Pentaho

 View Only

 Excel Writer (v9.2) parameter Stream XLSX doesn't work correctly

Rob Opdam's profile image
Rob Opdam posted 01-06-2022 08:36
G'day all,

Upgraded from PDI v9.0 to v9.2 to address LOG4J-issues but now I've a problem with my Excel datasets for PowerBI.
I've created the xlsx files with parameter 'Stream XLSX data' on succesfully in release v9.0
Now I had to disable this parameter because PowerBI didn't find any records in 'the table'
When I open the same files in Excel all records are there.

Any ideas on how te fix this?

TTFN, Rob
Gert Wieland's profile image
Gert Wieland

Could you share your transformation and a sample file?
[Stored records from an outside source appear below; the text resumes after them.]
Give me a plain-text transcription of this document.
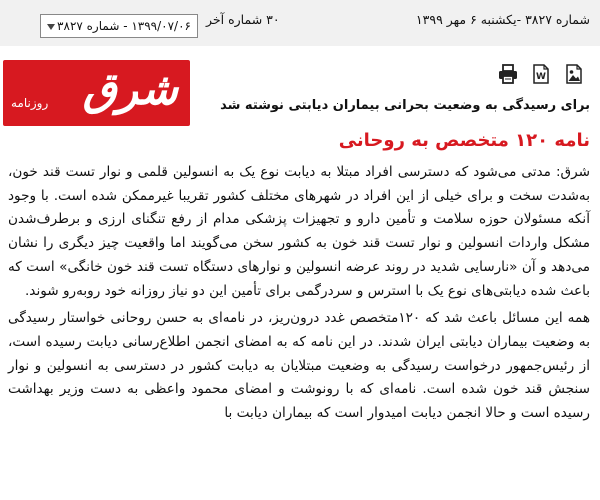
شماره ۳۸۲۷ -یکشنبه ۶ مهر ۱۳۹۹
۳۰ شماره آخر
۱۳۹۹/۰۷/۰۶ - شماره ۳۸۲۷
شرق
روزنامه
W
برای رسیدگی به وضعیت بحرانی بیماران دیابتی نوشته شد
نامه ۱۲۰ متخصص به روحانی

شرق: مدتی می‌شود که دسترسی افراد مبتلا به دیابت نوع یک به انسولین قلمی و نوار تست قند خون، به‌شدت سخت و برای خیلی از این افراد در شهرهای مختلف کشور تقریبا غیرممکن شده است. با وجود آنکه مسئولان حوزه سلامت و تأمین دارو و تجهیزات پزشکی مدام از رفع تنگنای ارزی و برطرف‌شدن مشکل واردات انسولین و نوار تست قند خون به کشور سخن می‌گویند اما واقعیت چیز دیگری را نشان می‌دهد و آن «نارسایی شدید در روند عرضه انسولین و نوارهای دستگاه تست قند خون خانگی» است که باعث شده دیابتی‌های نوع یک با استرس و سردرگمی برای تأمین این دو نیاز روزانه خود روبه‌رو شوند.

همه این مسائل باعث شد که ۱۲۰متخصص غدد درون‌ریز، در نامه‌ای به حسن روحانی خواستار رسیدگی به وضعیت بیماران دیابتی ایران شدند. در این نامه که به امضای انجمن اطلاع‌رسانی دیابت رسیده است، از رئیس‌جمهور درخواست رسیدگی به وضعیت مبتلایان به دیابت کشور در دسترسی به انسولین و نوار سنجش قند خون شده است. نامه‌ای که با رونوشت و امضای محمود واعظی به دست وزیر بهداشت رسیده است و حالا انجمن دیابت امیدوار است که بیماران دیابت با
I read Excel files all the time, but not with the "Streaming" option. I use Spread Sheet Type "Excel 2007 XLSX (Apache POI)", which works just fine.

Rob Opdam's profile image
Rob Opdam
Thx Gert.
It would take some time to create an privacy-proof set ;-)
The spreadsheet type you mentioned is no longer available in v 9.2
Only .xls [Excel 97 and above] and .xlsx [Excel 2007 and above]
The last one works, but it takes up a lot of time to generate some bigger spreadsheets.
Minutes versus seconds, hence the wish to use the streaming option (again).
It seams that the streaming option doesn't initiate and/or close the file correctly.
PowerBI doesn't recognize it.
After opening the sheet in Excel first and saving it, than PowerBi can read it.
Carl Messner's profile image
Carl Messner
This problem also appeared in older Pentaho versions and solved later with new releases.
The same issue appeared in Pentaho 9.2, unfortunattly i did not find any solution to the problem.
Only unchecking the "Stream XLSX data" checkbox the job/transformation worked (and begging to the users for being patient for largest excel files).
I found that the issue was something related to java with the correct close of the excel file.
It seems that in Pentaho CE 9.3 the issue was fixed again.